Download or read book Chiefs Warriors written by Edward Curtis and published by Little Brown GBR. This book was released on 1996 with total page 95 pages. Available in PDF, EPUB and Kindle. Book excerpt: This miniature gift book focuses on the subject of chiefs and warriors of native American life. It presents photographs found in Edward C. Curtis's 20-volume study of North American Indians, originally published at the beginning of this century.
Download or read book Pocahontas s People written by Helen C. Rountree and published by University of Oklahoma Press. This book was released on 1990 with total page 420 pages. Available in PDF, EPUB and Kindle. Book excerpt: In this history, Helen C. Roundtree traces events that shaped the lives of the Powhatan Indians of Virginia, from their first encounter with English colonists, in 1607, to their present-day way of life and relationship to the state of Virginia and the federal government. Roundtree’s examination of those four hundred years misses not a beat in the pulse of Powhatan life. Combining meticulous scholarship and sensitivity, the author explores the diversity always found among Powhatan people, and those people’s relationships with the English, the government of the fledgling United States, the Union and the Confederacy, the U.S. Census Bureau, white supremacists, the U.S. Selective Service, and the civil rights movement.
Download or read book Grafton written by Treasure Chest Books and published by Publishers Place.
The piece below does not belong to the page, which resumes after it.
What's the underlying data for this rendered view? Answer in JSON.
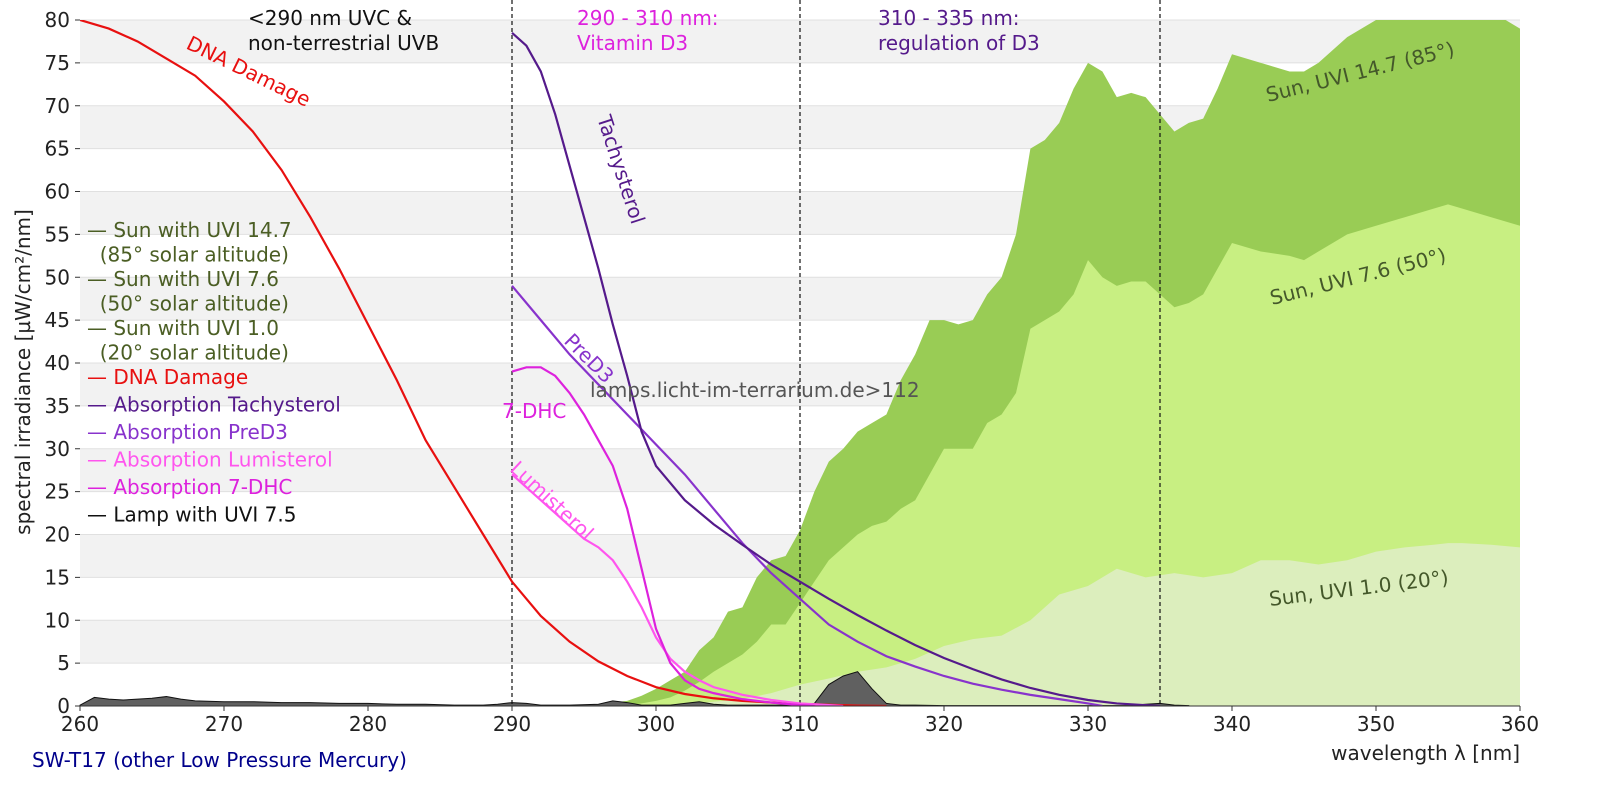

This book was released on 1998 with total page 201 pages. Available in PDF, EPUB and Kindle. Book excerpt: In these pages you will learn the names and experience the triumphs and tragedies of the remarkable Mormon settlers and native Piutes who built a community on the banks of the Virgin River.
Download or read book Jacob Hamblin the Peacemaker written by Pearson H. Corbett and published by . This book was released on 2011-08-01 with total page 558 pages. Available in PDF, EPUB and Kindle. Book excerpt:
Download or read book How the Canyon Became Grand written by Stephen J. Pyne and published by Penguin. This book was released on 1999-07-01 with total page 249 pages. Available in PDF, EPUB and Kindle. Book excerpt: Dismissed by the first Spanish explorers as a wasteland, the Grand Canyon lay virtually unnoticed for three centuries until nineteenth- century America rediscovered it and seized it as a national emblem. This extraordinary work of intellectual and environmental history tells two tales of the Canyon: the discovery and exploration of the physical Canyon and the invention and evolution of the cultural Canyon--how we learned to endow it with mythic significance.Acclaimed historian Stephen Pyne examines the major shifts in Western attitudes toward nature, and recounts the achievements of explorers, geologists, artists, and writers, from John Wesley Powell to Wallace Stegner, and how they transformed the Canyon into a fixture of national identity. This groundbreaking book takes us on a completely original journey through the Canyon toward a new understanding of its niche in the American psyche, a journey that mirrors the making of the nation itself.